42Singapore - How To Solve 'pipex' Problem

Pipeline In Desert

Pipex is a project that requires you to implement shell pipe | in C.

Open Table of contents

Introduction
Understand how pipe() works
Understand how fork() works
Understand how dup2() works
How to solve pipex

Introduction

During Piscine, you worked on some exercises in Shell01 that required using ‘pipe’ (i.e. cmd1 | cmd2). Let us revise below question from Shell01.

Question:

Write a command line that displays your machine’s MAC addresses. Each address must be followed by a line break.

Answer:

ifconfig | grep "ether " | cut -d ' ' -f 2

Similar to a warehouse packing conveyor belt where individual machines handle specific tasks, such as placing packages on the belt and performing the packing, the original task in the preceding question is broken down into several subtasks. Each subtask is managed by a distinct command, and the output is subsequently transferred to the next command for processing through a ‘pipe’. This approach allow you to solve complex problems just by arranging Linux commands to work together.

Commands Pipeline

Understand how pipe() works

Reference: Linux Manual Page

Let’s look at its prototype

int pipe(int pipefd[2]);

pipe() creates a directional channel that data flows from pipefd[1] (write-end) to pipefd[0] (read-end). Data written to the write-end is buffered by the kernel until it is read from the read-end.
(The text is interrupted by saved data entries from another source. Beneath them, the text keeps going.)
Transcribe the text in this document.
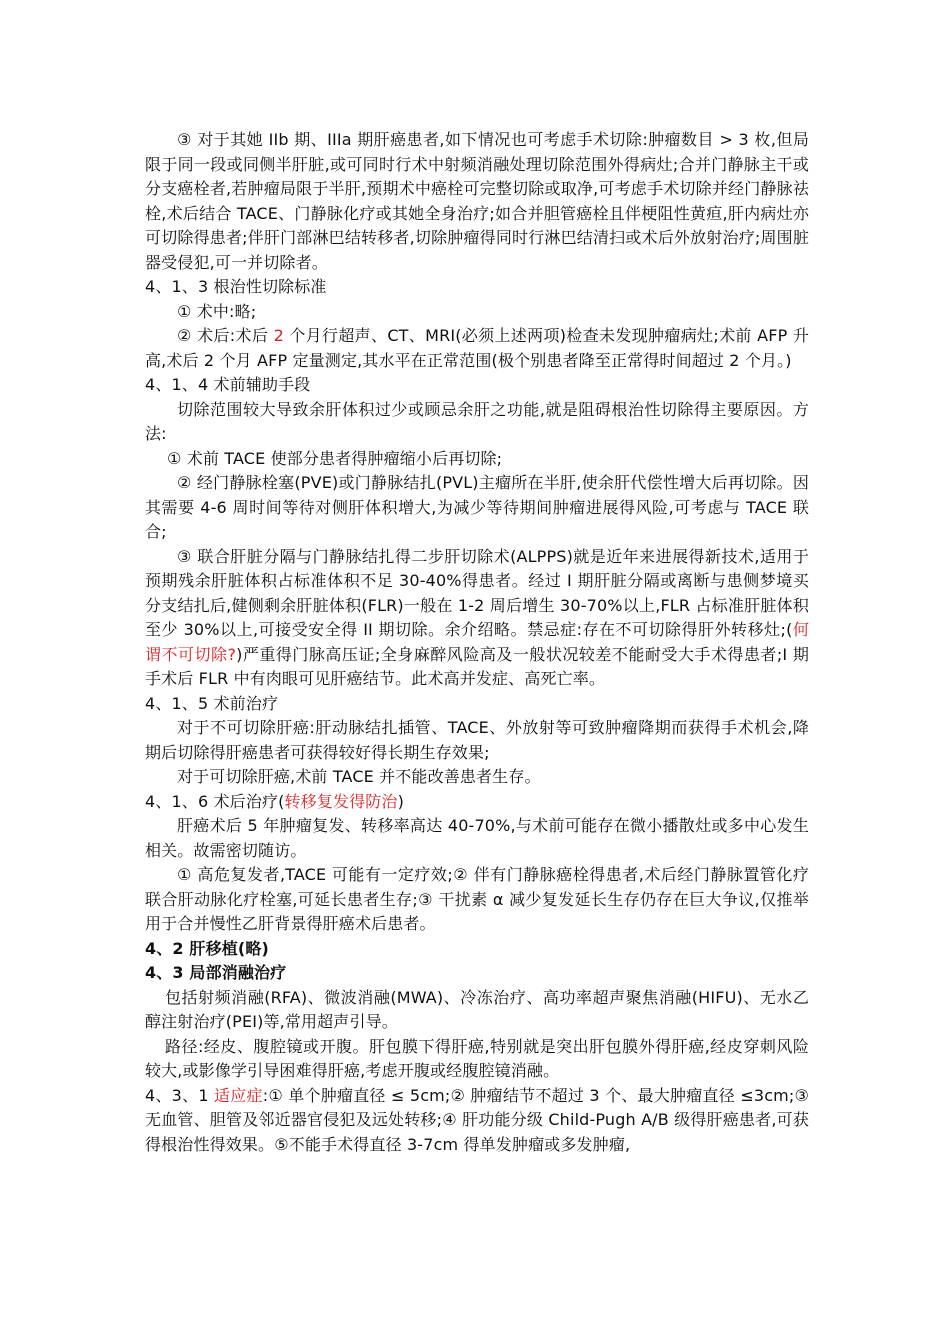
③ 对于其她 IIb 期、IIIa 期肝癌患者,如下情况也可考虑手术切除:肿瘤数目 > 3 枚,但局限于同一段或同侧半肝脏,或可同时行术中射频消融处理切除范围外得病灶;合并门静脉主干或分支癌栓者,若肿瘤局限于半肝,预期术中癌栓可完整切除或取净,可考虑手术切除并经门静脉祛栓,术后结合 TACE、门静脉化疗或其她全身治疗;如合并胆管癌栓且伴梗阻性黄疸,肝内病灶亦可切除得患者;伴肝门部淋巴结转移者,切除肿瘤得同时行淋巴结清扫或术后外放射治疗;周围脏器受侵犯,可一并切除者。

4、1、3 根治性切除标准

① 术中:略;

② 术后:术后 2 个月行超声、CT、MRI(必须上述两项)检查未发现肿瘤病灶;术前 AFP 升高,术后 2 个月 AFP 定量测定,其水平在正常范围(极个别患者降至正常得时间超过 2 个月。)

4、1、4 术前辅助手段

切除范围较大导致余肝体积过少或顾忌余肝之功能,就是阻碍根治性切除得主要原因。方法:

① 术前 TACE 使部分患者得肿瘤缩小后再切除;

② 经门静脉栓塞(PVE)或门静脉结扎(PVL)主瘤所在半肝,使余肝代偿性增大后再切除。因其需要 4-6 周时间等待对侧肝体积增大,为减少等待期间肿瘤进展得风险,可考虑与 TACE 联合;

③ 联合肝脏分隔与门静脉结扎得二步肝切除术(ALPPS)就是近年来进展得新技术,适用于预期残余肝脏体积占标准体积不足 30-40%得患者。经过 I 期肝脏分隔或离断与患侧梦境买分支结扎后,健侧剩余肝脏体积(FLR)一般在 1-2 周后增生 30-70%以上,FLR 占标准肝脏体积至少 30%以上,可接受安全得 II 期切除。余介绍略。禁忌症:存在不可切除得肝外转移灶;(何谓不可切除?)严重得门脉高压证;全身麻醉风险高及一般状况较差不能耐受大手术得患者;I 期手术后 FLR 中有肉眼可见肝癌结节。此术高并发症、高死亡率。

4、1、5 术前治疗

对于不可切除肝癌:肝动脉结扎插管、TACE、外放射等可致肿瘤降期而获得手术机会,降期后切除得肝癌患者可获得较好得长期生存效果;

对于可切除肝癌,术前 TACE 并不能改善患者生存。

4、1、6 术后治疗(转移复发得防治)

肝癌术后 5 年肿瘤复发、转移率高达 40-70%,与术前可能存在微小播散灶或多中心发生相关。故需密切随访。

① 高危复发者,TACE 可能有一定疗效;② 伴有门静脉癌栓得患者,术后经门静脉置管化疗联合肝动脉化疗栓塞,可延长患者生存;③ 干扰素 α 减少复发延长生存仍存在巨大争议,仅推举用于合并慢性乙肝背景得肝癌术后患者。

4、2 肝移植(略)

4、3 局部消融治疗

包括射频消融(RFA)、微波消融(MWA)、冷冻治疗、高功率超声聚焦消融(HIFU)、无水乙醇注射治疗(PEI)等,常用超声引导。

路径:经皮、腹腔镜或开腹。肝包膜下得肝癌,特别就是突出肝包膜外得肝癌,经皮穿刺风险较大,或影像学引导困难得肝癌,考虑开腹或经腹腔镜消融。

4、3、1 适应症:① 单个肿瘤直径 ≤ 5cm;② 肿瘤结节不超过 3 个、最大肿瘤直径 ≤3cm;③ 无血管、胆管及邻近器官侵犯及远处转移;④ 肝功能分级 Child-Pugh A/B 级得肝癌患者,可获得根治性得效果。⑤不能手术得直径 3-7cm 得单发肿瘤或多发肿瘤,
Here is the sample code:

#include <stdio.h>
#include <string.h>
#include <unistd.h>

int main()
{
    int n, pipefd[2];
    char buf[1025], *data = "hello... this is sample data";

    pipe(pipefd);
    write(pipefd[1], data, strlen(data));
    if ((n = read(pipefd[0], buf, 1024)) >= 0)
    {
        buf[n] = 0; /* terminate the string */
        printf("read from the pipe: \"%s\"\n", buf);
    }
    return 0;
}

// Output:

// read from the pipe: "hello... this is sample data"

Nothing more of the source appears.